Mailloux’s July 1895 patent focused on refinements to the systems found in his April patent and included a new hall system that featured individual floor buttons. The hall floor-buttons were housed in a panel that featured “annunciator-arrows” above each button, a panel that displayed a sign indicating that the car was either “stopped” or “running,” and a “notice board.”[10] Mailloux intended that each notice board would feature the same message: “The machine will not work unless all landing-doors are closed.”[10] The annunciator-arrows were designed to pivot downward and indicate where the car had stopped and that a shaft door was open (Figure 9). Thus, the arrows gave waiting passengers the opportunity to track the elevator’s movement. Additionally, if an arrow remained in a downward position for a long period of time — indicating that a passenger had left the car and had failed to close the door — a waiting passenger could push the designated floor button, which would send an alarm signal to the landing where the car had stopped.

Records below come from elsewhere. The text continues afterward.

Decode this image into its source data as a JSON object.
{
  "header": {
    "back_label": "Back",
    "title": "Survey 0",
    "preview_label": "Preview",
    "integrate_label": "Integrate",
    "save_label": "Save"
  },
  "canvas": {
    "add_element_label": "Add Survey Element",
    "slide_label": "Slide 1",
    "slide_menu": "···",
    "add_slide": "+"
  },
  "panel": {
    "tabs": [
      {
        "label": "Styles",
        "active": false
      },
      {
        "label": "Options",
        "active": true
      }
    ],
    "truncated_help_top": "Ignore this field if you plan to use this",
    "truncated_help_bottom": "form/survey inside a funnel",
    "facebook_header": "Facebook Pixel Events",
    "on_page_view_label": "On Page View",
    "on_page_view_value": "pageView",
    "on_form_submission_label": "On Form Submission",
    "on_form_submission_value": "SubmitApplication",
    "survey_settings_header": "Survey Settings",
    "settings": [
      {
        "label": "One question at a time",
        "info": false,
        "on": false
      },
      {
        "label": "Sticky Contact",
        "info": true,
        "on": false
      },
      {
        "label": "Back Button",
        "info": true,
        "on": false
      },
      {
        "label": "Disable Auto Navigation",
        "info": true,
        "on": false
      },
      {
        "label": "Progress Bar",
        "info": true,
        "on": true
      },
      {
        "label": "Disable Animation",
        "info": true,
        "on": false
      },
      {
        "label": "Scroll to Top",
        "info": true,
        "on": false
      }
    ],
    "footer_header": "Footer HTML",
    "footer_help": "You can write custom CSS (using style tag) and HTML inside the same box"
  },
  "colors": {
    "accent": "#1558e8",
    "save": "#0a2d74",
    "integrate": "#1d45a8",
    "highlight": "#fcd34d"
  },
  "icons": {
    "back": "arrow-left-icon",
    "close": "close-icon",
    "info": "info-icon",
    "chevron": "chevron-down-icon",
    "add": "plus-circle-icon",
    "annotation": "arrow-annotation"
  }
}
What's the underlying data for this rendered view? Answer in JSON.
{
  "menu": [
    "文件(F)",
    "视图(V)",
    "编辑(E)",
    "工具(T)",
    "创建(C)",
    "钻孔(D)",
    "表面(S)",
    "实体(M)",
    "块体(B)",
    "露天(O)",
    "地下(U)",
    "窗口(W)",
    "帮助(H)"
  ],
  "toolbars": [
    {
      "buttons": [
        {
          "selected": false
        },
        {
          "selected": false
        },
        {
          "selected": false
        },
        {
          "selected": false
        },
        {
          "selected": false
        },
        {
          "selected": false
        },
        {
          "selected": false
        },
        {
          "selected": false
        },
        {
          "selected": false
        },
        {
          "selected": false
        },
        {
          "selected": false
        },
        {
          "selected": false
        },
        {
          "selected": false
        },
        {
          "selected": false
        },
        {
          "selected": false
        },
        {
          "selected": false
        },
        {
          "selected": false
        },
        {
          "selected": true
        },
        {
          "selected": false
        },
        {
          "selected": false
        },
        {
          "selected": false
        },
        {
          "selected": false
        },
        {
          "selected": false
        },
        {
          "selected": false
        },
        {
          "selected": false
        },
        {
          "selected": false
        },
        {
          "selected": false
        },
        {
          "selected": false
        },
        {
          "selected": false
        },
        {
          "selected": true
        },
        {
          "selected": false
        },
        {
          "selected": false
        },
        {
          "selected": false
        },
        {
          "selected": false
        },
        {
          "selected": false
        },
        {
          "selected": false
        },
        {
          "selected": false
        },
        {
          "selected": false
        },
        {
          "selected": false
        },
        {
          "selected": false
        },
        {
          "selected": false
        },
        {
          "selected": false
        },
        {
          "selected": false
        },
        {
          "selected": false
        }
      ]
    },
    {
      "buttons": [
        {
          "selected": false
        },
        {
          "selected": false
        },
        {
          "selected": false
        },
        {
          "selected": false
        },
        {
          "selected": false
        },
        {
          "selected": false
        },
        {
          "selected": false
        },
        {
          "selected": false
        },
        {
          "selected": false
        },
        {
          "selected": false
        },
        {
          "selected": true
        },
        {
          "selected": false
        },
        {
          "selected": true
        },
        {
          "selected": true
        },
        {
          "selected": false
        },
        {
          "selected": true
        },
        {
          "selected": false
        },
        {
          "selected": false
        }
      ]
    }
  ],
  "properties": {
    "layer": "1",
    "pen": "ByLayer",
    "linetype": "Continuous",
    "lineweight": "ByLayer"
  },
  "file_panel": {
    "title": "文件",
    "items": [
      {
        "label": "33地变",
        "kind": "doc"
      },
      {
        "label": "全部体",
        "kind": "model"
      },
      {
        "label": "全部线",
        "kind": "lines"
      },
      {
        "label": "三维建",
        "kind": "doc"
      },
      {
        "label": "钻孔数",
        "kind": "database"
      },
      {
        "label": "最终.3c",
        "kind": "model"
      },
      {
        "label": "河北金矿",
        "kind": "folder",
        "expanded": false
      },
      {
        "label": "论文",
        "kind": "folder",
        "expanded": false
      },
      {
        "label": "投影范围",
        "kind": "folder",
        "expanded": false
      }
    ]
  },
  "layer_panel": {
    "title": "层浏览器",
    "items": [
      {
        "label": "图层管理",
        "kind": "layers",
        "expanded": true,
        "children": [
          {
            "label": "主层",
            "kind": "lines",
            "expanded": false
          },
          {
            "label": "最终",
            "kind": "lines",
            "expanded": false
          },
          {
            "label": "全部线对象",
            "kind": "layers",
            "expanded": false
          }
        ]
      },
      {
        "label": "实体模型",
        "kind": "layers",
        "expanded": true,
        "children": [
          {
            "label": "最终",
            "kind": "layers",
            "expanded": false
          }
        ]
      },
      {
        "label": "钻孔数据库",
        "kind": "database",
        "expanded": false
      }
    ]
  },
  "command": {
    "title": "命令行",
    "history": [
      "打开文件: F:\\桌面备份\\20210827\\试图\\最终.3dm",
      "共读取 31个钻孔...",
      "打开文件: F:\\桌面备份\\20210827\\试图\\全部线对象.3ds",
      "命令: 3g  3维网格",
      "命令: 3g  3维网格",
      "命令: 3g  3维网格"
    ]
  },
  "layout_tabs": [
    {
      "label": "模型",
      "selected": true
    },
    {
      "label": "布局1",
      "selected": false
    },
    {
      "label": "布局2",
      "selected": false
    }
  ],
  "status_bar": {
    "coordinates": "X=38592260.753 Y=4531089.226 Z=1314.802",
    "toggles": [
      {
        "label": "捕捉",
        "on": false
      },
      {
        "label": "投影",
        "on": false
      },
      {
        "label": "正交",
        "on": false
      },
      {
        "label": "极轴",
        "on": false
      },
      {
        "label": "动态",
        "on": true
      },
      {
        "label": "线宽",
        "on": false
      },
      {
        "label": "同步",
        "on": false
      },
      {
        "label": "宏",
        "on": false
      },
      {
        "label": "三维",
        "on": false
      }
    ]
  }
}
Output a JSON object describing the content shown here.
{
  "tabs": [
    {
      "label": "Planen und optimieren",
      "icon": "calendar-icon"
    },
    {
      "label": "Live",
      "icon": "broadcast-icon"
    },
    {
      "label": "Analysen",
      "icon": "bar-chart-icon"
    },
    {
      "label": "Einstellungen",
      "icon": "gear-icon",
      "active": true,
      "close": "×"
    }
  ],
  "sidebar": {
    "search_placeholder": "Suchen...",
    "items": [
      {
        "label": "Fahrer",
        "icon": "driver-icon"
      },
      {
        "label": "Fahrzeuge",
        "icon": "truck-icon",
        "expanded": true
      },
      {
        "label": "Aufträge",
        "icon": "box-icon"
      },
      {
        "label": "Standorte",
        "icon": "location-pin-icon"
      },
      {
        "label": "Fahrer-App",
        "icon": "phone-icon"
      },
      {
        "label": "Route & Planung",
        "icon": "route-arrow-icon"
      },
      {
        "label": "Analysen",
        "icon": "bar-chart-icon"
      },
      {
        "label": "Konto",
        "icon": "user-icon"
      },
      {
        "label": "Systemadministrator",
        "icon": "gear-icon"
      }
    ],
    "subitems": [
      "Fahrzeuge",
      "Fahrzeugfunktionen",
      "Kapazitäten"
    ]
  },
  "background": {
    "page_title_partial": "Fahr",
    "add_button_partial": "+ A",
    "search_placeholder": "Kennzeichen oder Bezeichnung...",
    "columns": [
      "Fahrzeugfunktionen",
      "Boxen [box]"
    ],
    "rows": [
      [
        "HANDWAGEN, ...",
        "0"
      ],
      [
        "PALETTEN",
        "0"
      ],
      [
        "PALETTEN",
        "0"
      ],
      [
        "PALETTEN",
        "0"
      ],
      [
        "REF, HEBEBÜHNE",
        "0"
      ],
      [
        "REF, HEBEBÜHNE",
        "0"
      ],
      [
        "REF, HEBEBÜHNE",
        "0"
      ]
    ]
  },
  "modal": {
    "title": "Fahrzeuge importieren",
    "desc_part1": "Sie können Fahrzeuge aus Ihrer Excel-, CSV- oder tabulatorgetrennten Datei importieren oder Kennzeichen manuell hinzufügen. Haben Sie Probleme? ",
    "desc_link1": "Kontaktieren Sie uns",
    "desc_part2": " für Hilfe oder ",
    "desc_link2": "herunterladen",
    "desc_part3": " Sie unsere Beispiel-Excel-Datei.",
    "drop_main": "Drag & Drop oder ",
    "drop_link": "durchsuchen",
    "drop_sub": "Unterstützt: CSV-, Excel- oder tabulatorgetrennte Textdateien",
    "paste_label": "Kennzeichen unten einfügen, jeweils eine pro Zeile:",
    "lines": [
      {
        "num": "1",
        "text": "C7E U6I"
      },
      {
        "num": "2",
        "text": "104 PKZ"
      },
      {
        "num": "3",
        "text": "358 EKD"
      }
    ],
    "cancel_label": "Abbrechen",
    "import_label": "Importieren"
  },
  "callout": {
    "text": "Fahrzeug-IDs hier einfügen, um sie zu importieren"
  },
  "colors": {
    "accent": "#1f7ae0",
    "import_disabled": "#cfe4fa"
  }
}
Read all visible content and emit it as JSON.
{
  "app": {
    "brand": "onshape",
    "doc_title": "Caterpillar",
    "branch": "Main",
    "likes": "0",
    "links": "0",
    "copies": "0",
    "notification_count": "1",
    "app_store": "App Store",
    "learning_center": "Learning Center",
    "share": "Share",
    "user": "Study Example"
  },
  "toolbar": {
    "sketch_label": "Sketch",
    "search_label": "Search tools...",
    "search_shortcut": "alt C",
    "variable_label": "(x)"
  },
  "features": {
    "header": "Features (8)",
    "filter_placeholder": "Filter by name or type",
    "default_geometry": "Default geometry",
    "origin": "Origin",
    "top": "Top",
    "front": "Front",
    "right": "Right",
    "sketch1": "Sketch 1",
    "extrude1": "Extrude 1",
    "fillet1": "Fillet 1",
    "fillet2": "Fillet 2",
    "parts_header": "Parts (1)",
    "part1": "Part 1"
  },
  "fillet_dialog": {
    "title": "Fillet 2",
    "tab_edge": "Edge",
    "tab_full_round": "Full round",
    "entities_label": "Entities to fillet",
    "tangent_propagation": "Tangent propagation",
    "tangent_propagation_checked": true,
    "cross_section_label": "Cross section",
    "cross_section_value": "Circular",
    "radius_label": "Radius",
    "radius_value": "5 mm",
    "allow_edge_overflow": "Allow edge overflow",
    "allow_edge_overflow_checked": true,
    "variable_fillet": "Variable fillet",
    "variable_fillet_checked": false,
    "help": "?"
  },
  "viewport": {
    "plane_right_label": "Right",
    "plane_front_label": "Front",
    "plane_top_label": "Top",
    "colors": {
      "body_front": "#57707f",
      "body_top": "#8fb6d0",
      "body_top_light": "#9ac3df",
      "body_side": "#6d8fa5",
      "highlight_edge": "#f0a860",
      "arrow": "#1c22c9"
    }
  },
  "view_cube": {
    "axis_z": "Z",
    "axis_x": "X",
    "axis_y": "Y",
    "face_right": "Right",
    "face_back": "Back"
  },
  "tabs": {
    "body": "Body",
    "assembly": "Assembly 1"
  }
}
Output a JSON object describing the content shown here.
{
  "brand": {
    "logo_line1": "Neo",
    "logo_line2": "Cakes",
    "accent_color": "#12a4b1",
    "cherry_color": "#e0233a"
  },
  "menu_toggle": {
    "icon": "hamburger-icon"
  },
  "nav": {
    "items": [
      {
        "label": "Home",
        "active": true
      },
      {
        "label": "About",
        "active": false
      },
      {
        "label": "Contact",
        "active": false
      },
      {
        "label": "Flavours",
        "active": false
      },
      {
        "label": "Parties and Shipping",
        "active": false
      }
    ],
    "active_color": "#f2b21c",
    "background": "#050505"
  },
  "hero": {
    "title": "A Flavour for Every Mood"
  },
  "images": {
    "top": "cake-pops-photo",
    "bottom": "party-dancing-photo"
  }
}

The period from 1886 to 1895 marked the initial phase in the development of electric push button control systems. Although further refinements were clearly needed and would be developed in the coming years, this period established a critical baseline for all future work. An upcoming article will continue this examination of the history of the VT industry’s pursuit of the operatorless elevator.

References

[1] Rachel Plotnick, Power Button: A history of pleasure, panic and the politics of pushing, MIT Press (2018).
[2] John H. Clark, Electric Elevator, US Patent No. 353,123 (November 23, 1886).
[3] John H. Clark, Elevator, US Patent No. 609,533 (August 23, 1898).
[4] Charles E. Ongley: Electrically-Controlled Elevator, US Patent No. 410,180 (September 3, 1889), Elevator, US Patent No. 410,181 (September 3, 1889), Electrically-Controlled Elevator, US Patent No. 410,182 (September 3, 1889) (April 18, 1888), Electrically-Controlled Elevator, US Patent No. 410,183 (September 3, 1889), and Electrically-Controlled Elevator, US Patent No.410,184 (September 3, 1889).
[5] Lee E. Gray, From Ascending Rooms to Express Elevators, Elevator World (2002).
[6] Andrew M. Coyle, Electrically-Controlled Elevator, US Patent No. 471,100 (March 22, 1892).
[7] Norton P. Otis & Rudolph C. Smith, Controlling Device for Electric Elevators, US Patent No. 610,197 (September 6, 1898).
[8] Howard Ward Leonard, Electrical Transmission of Power, US Patent No. 463,809 (November 24, 1891).
[9] Cyprien O. Mailloux, Electrical Controlling System for Elevators, US Patent No. 536,730 (April 2, 1895).
[10] Cyprien O. Mailloux, Electrical Controlling System for Elevators, US Patent No. 543,495 (July 30, 1895).